Vendredi 16 octobre, 16 h
Je corrige les épreuves de notre H. Lefebvre, sa vie, ses œuvres, ses concepts avec Sandrine Deulceux… Nous allons ensuite déjeuner au Nord-Sud. Sandrine me raconte ses aventures à Annecy… et son retour dans son appartement ravagé par les mouches. Quel avenir avec Sandrine ? Je me pose la question. Sa réponse :
- La méthode régressive-progressive.
Très bonne réponse. Il nous faut trouver un éditeur pour installer cet ouvrage.
- Ce n’est pas facile de pratiquer cette méthode, ajoute Sandrine…
- Non. Ce n’est pas facile !
Partir du présent, remonter dans le passé, concevoir les possibles… l’horizon… Le Nord-Sud, Sainte Gemme cet été, La méthode régressive progressive…
Il me faudrait boire un peu d’eau avant d’aller danser le tango…
Pendant que nous écrivons une page sur La pensée marxiste et la ville, nous avons entendu le monstre de la fourrière venue enlever la voiture de Sandrine, stationnée dans l’impasse à un endroit interdit, mais qui ne dérangeait vraiment personne. Sandrine a récupéré sa voiture pour 160 euros… Je lui ai payé cette somme ! Passer une journée avec elle est vraiment ruineux. Heureusement que nous avons rendu un nouveau livre, aujourd’hui, que j’aime énormément…

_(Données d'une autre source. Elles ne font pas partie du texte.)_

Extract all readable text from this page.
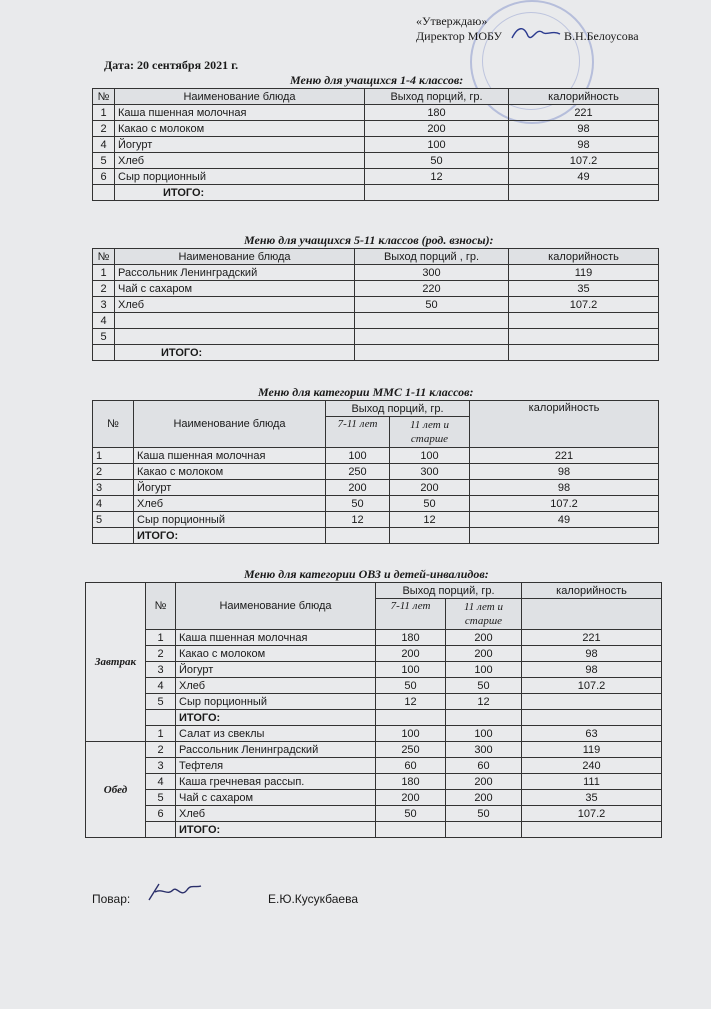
«Утверждаю»
Директор МОБУ	В.Н.Белоусова
Дата: 20 сентября 2021 г.
Меню для учащихся 1-4 классов:
№	Наименование блюда	Выход порций, гр.	калорийность
1	Каша пшенная молочная	180	221
2	Какао с молоком	200	98
4	Йогурт	100	98
5	Хлеб	50	107.2
6	Сыр порционный	12	49
	ИТОГО:		
Меню для учащихся 5-11 классов (род. взносы):
№	Наименование блюда	Выход порций , гр.	калорийность
1	Рассольник Ленинградский	300	119
2	Чай с сахаром	220	35
3	Хлеб	50	107.2
4			
5			
	ИТОГО:		
Меню для категории ММС 1-11 классов:
№	Наименование блюда	Выход порций, гр.		калорийность
		7-11 лет	11 лет и старше	
1	Каша пшенная молочная	100	100	221
2	Какао с молоком	250	300	98
3	Йогурт	200	200	98
4	Хлеб	50	50	107.2
5	Сыр порционный	12	12	49
	ИТОГО:			
Меню для категории ОВЗ и детей-инвалидов:
Завтрак	№	Наименование блюда	Выход порций, гр.		калорийность
			7-11 лет	11 лет и старше	
	1	Каша пшенная молочная	180	200	221
	2	Какао с молоком	200	200	98
	3	Йогурт	100	100	98
	4	Хлеб	50	50	107.2
	5	Сыр порционный	12	12	
		ИТОГО:			
	1	Салат из свеклы	100	100	63
Обед	2	Рассольник Ленинградский	250	300	119
	3	Тефтеля	60	60	240
	4	Каша гречневая рассып.	180	200	111
	5	Чай с сахаром	200	200	35
	6	Хлеб	50	50	107.2
		ИТОГО:			
Повар:	Е.Ю.Кусукбаева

Charlotte téléphone. Elle pleure comme une petite fille… Je lui dis d’écrire son journal :
-Je l’ai déjà écrit…
Bon :
-Alors, bois de l’eau et va faire pipi !
Mon maternage a de l’effet. Ma fille de trente ans retrouve son calme… Qu’est-ce qui la fait pleurer ? Luca termine sa thèse. Elle vend son appartement. Elle cherche donc quelque chose d’autre… C’est dur de changer, de bouleverser sa vie quotidienne… La critique du quotidien suppose le dérangement des routines, mais les routines nous sécurisent. Décider d’en changer produit un malaise, un mal être. Charlotte a de la fièvre… Moi, je dors mal depuis plusieurs jours : nous souffrons d’un remodelage de nos moments…
Ce matin, Bernard Cassen m’a envoyé un mail pour me dire que telle et telle personnes allaient recevoir le titre de docteur honoris de la Catho… Il s’agissait d’un évêque conservateur et d’un financier… Il ne trouvait pas cette cérémonie très judicieuse… Il me faut trouver des arguments pour partir travailler à la Catho. Ce n’est pas Bernard Cassen qui me les forge…

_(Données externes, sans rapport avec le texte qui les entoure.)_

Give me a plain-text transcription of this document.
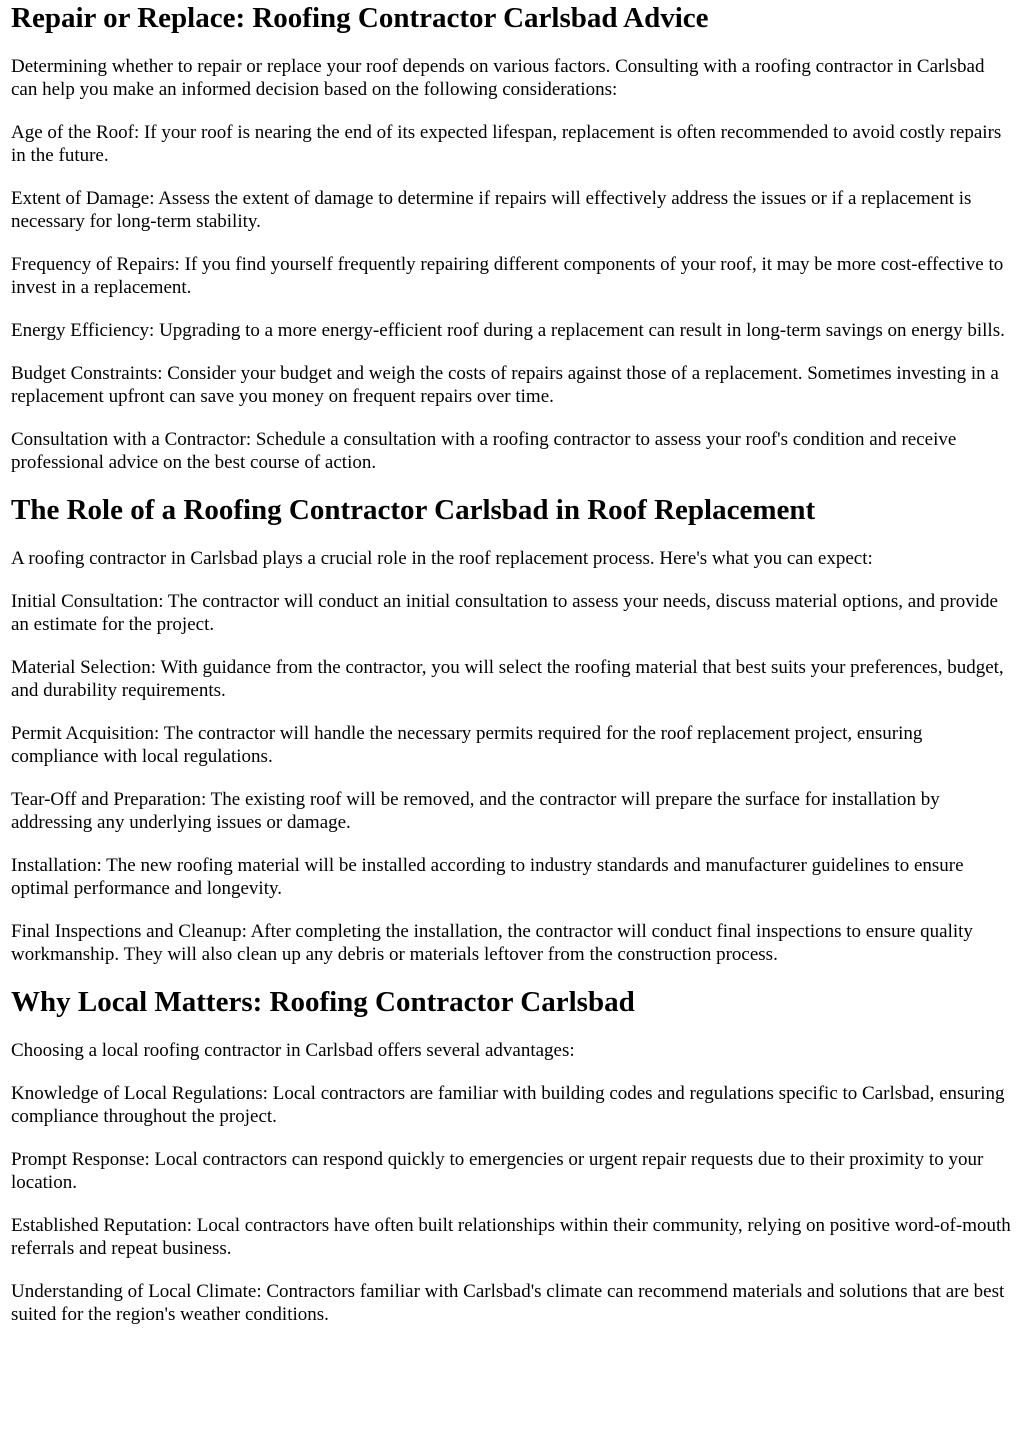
Repair or Replace: Roofing Contractor Carlsbad Advice

Determining whether to repair or replace your roof depends on various factors. Consulting with a roofing contractor in Carlsbad can help you make an informed decision based on the following considerations:

Age of the Roof: If your roof is nearing the end of its expected lifespan, replacement is often recommended to avoid costly repairs in the future.

Extent of Damage: Assess the extent of damage to determine if repairs will effectively address the issues or if a replacement is necessary for long-term stability.

Frequency of Repairs: If you find yourself frequently repairing different components of your roof, it may be more cost-effective to invest in a replacement.

Energy Efficiency: Upgrading to a more energy-efficient roof during a replacement can result in long-term savings on energy bills.

Budget Constraints: Consider your budget and weigh the costs of repairs against those of a replacement. Sometimes investing in a replacement upfront can save you money on frequent repairs over time.

Consultation with a Contractor: Schedule a consultation with a roofing contractor to assess your roof's condition and receive professional advice on the best course of action.

The Role of a Roofing Contractor Carlsbad in Roof Replacement

A roofing contractor in Carlsbad plays a crucial role in the roof replacement process. Here's what you can expect:

Initial Consultation: The contractor will conduct an initial consultation to assess your needs, discuss material options, and provide an estimate for the project.

Material Selection: With guidance from the contractor, you will select the roofing material that best suits your preferences, budget, and durability requirements.

Permit Acquisition: The contractor will handle the necessary permits required for the roof replacement project, ensuring compliance with local regulations.

Tear-Off and Preparation: The existing roof will be removed, and the contractor will prepare the surface for installation by addressing any underlying issues or damage.

Installation: The new roofing material will be installed according to industry standards and manufacturer guidelines to ensure optimal performance and longevity.

Final Inspections and Cleanup: After completing the installation, the contractor will conduct final inspections to ensure quality workmanship. They will also clean up any debris or materials leftover from the construction process.

Why Local Matters: Roofing Contractor Carlsbad

Choosing a local roofing contractor in Carlsbad offers several advantages:

Knowledge of Local Regulations: Local contractors are familiar with building codes and regulations specific to Carlsbad, ensuring compliance throughout the project.

Prompt Response: Local contractors can respond quickly to emergencies or urgent repair requests due to their proximity to your location.

Established Reputation: Local contractors have often built relationships within their community, relying on positive word-of-mouth referrals and repeat business.

Understanding of Local Climate: Contractors familiar with Carlsbad's climate can recommend materials and solutions that are best suited for the region's weather conditions.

A Sandrine, j’ai parlé de l’archaïsme de Paris 8 qui refuse la mise en ligne de la formation doctorale pour justifier de partir à la Catho, davantage branchée sur ce qui bouge… C’était une bonne idée, un bon argument. Mais il faut en trouver d’autres… Ce n’est pas suffisant, d’autant plus que le coût d’inscription est prohibitif, notamment pour nos étudiants étrangers. 800 euros représentent 3 mois de salaire d’un enseignant algérien. Or, la première année d’inscription en doctorat à la Catho coûte plus de 2000 euros ! C’est un vrai problème !
Il y a une crise.
Si je demandais demain à Sandrine de prendre ce carnet et de le taper, cela la mettrait au courant de ce que j’ai vécu pendant ses vacances alpestres…
Pour cela, il me faudrait avancer ce carnet, le terminer. Comment faire pour avoir assez d’idées d’ici demain, pour aller jusqu’au bout de ce carnet ? Je vais commencer par numéroter les pages qui restent à remplir, pour me rendre compte de la quantité à noircir par heure d’ici demain…Le regroupement des M2 peut être une bonne occasion d’écriture. D’ici là, sur quoi écrire ?
Ce matin, Sandrine a pointé quelques points faibles de notre livre, notamment sur le plan formel. Elle a remarqué que de temps en temps nous mettions des références sous formes de notes en bas de page, à d’autres endroits sous forme de parenthèses à l’intérieur du texte. Cela manque d’harmonisation.
Ce livre est un collage. J’introduis des citations de Lefebvre que j’avais en réserve, parce que je les trouvais importantes. La collection propose un cadre très autoritaire :
- introduction
- la vie
- les œuvres
- les concepts
- conclusion
- glossaire spécifique
- chronologie
- bibliographie
J’ai joué à fond sur le plan pour introduire des fragments, des « briques » déjà écrites. Sandrine, de son côté, a produit des briques, ainsi la chronologie : son tableau est vraiment bien fait. En mettant en commun nos briques, on remplit le cadre… Ensuite, on passe une journée ou deux à relire l’ensemble. Des « trous » apparaissent. On les comble… Certains fragments ont été écrits il y a 20 ans. La concordance des temps ne fonctionne plus. Alors, on remplace la formule :
- Aujourd’hui, Antoine Savoye dit que…
- A la suite d’AS, on peut encore dire que…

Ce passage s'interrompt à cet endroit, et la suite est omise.